Finding a Formula for Direct Variation

Property If we know any one pair of corresponding values for the variables in a direct variation, we can find the constant of variation, $k$. To do this, substitute the known values of $x$ and $y$ into the equation $y = kx$ and solve for $k$. Once $k$ is found, you can write the complete formula.

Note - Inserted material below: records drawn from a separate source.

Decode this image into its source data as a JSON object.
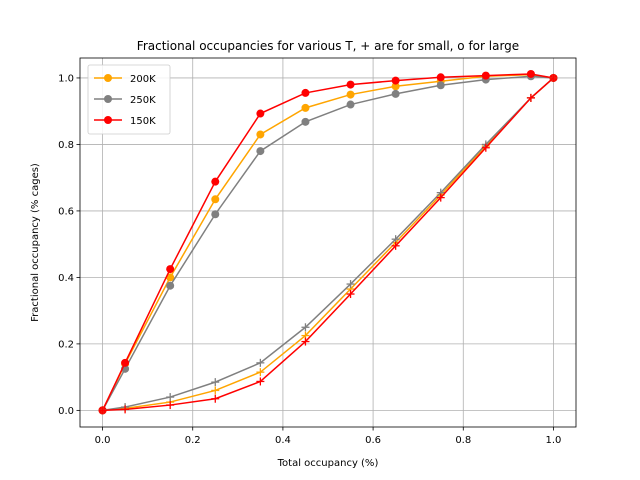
{
  "chart_data": {
    "type": "line",
    "title": "Fractional occupancies for various T, + are for small, o for large",
    "xlabel": "Total occupancy (%)",
    "ylabel": "Fractional occupancy (% cages)",
    "xlim": [
      -0.05,
      1.05
    ],
    "ylim": [
      -0.05,
      1.06
    ],
    "xticks": [
      "0.0",
      "0.2",
      "0.4",
      "0.6",
      "0.8",
      "1.0"
    ],
    "xtick_values": [
      0,
      0.2,
      0.4,
      0.6,
      0.8,
      1.0
    ],
    "yticks": [
      "0.0",
      "0.2",
      "0.4",
      "0.6",
      "0.8",
      "1.0"
    ],
    "ytick_values": [
      0,
      0.2,
      0.4,
      0.6,
      0.8,
      1.0
    ],
    "grid": true,
    "legend_position": "top-left",
    "x": [
      0,
      0.05,
      0.15,
      0.25,
      0.35,
      0.45,
      0.55,
      0.65,
      0.75,
      0.85,
      0.95,
      1.0
    ],
    "series": [
      {
        "name": "200K",
        "color": "#ffa500",
        "marker": "circle",
        "in_legend": true,
        "values": [
          0,
          0.14,
          0.4,
          0.635,
          0.83,
          0.91,
          0.95,
          0.975,
          0.99,
          1.005,
          1.01,
          1.0
        ]
      },
      {
        "name": "250K",
        "color": "#808080",
        "marker": "circle",
        "in_legend": true,
        "values": [
          0,
          0.125,
          0.375,
          0.59,
          0.78,
          0.868,
          0.92,
          0.952,
          0.978,
          0.995,
          1.005,
          1.0
        ]
      },
      {
        "name": "150K",
        "color": "#ff0000",
        "marker": "circle",
        "in_legend": true,
        "values": [
          0,
          0.143,
          0.425,
          0.688,
          0.893,
          0.955,
          0.98,
          0.992,
          1.002,
          1.007,
          1.012,
          1.0
        ]
      },
      {
        "color": "#ffa500",
        "marker": "plus",
        "in_legend": false,
        "values": [
          0,
          0.006,
          0.025,
          0.06,
          0.115,
          0.225,
          0.365,
          0.505,
          0.648,
          0.795,
          0.94,
          1.0
        ]
      },
      {
        "color": "#808080",
        "marker": "plus",
        "in_legend": false,
        "values": [
          0,
          0.01,
          0.04,
          0.085,
          0.143,
          0.25,
          0.38,
          0.515,
          0.655,
          0.8,
          0.94,
          1.0
        ]
      },
      {
        "color": "#ff0000",
        "marker": "plus",
        "in_legend": false,
        "values": [
          0,
          0.003,
          0.016,
          0.035,
          0.087,
          0.207,
          0.35,
          0.495,
          0.64,
          0.79,
          0.94,
          1.0
        ]
      }
    ]
  }
}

Examples The speed of a falling object, $v$, varies directly with time, $t$. If its speed is 49 meters per second after 5 seconds, we find $k$ from $49 = k(5)$, so $k = 9.8$. The formula is $v = 9.8t$. The property tax, $T$, on a home varies directly with its assessed value, $V$. A home valued at 200,000 dollars has a tax of 3,000 dollars. We have $3000 = k(200000)$, so $k = 0.015$. The formula is $T = 0.015V$. The weight of a bag of apples, $w$, is proportional to the number of apples, $n$. A bag with 10 apples weighs 3 pounds. We find $k$ from $3 = k(10)$, so $k = 0.3$. The formula is $w = 0.3n$.

Explanation To find the specific 'rule' connecting two variables, you only need one matched pair of data. By plugging this pair into the general formula $y = kx$ or $y=kx^n$, you can solve for the constant, $k$, and unlock the full equation.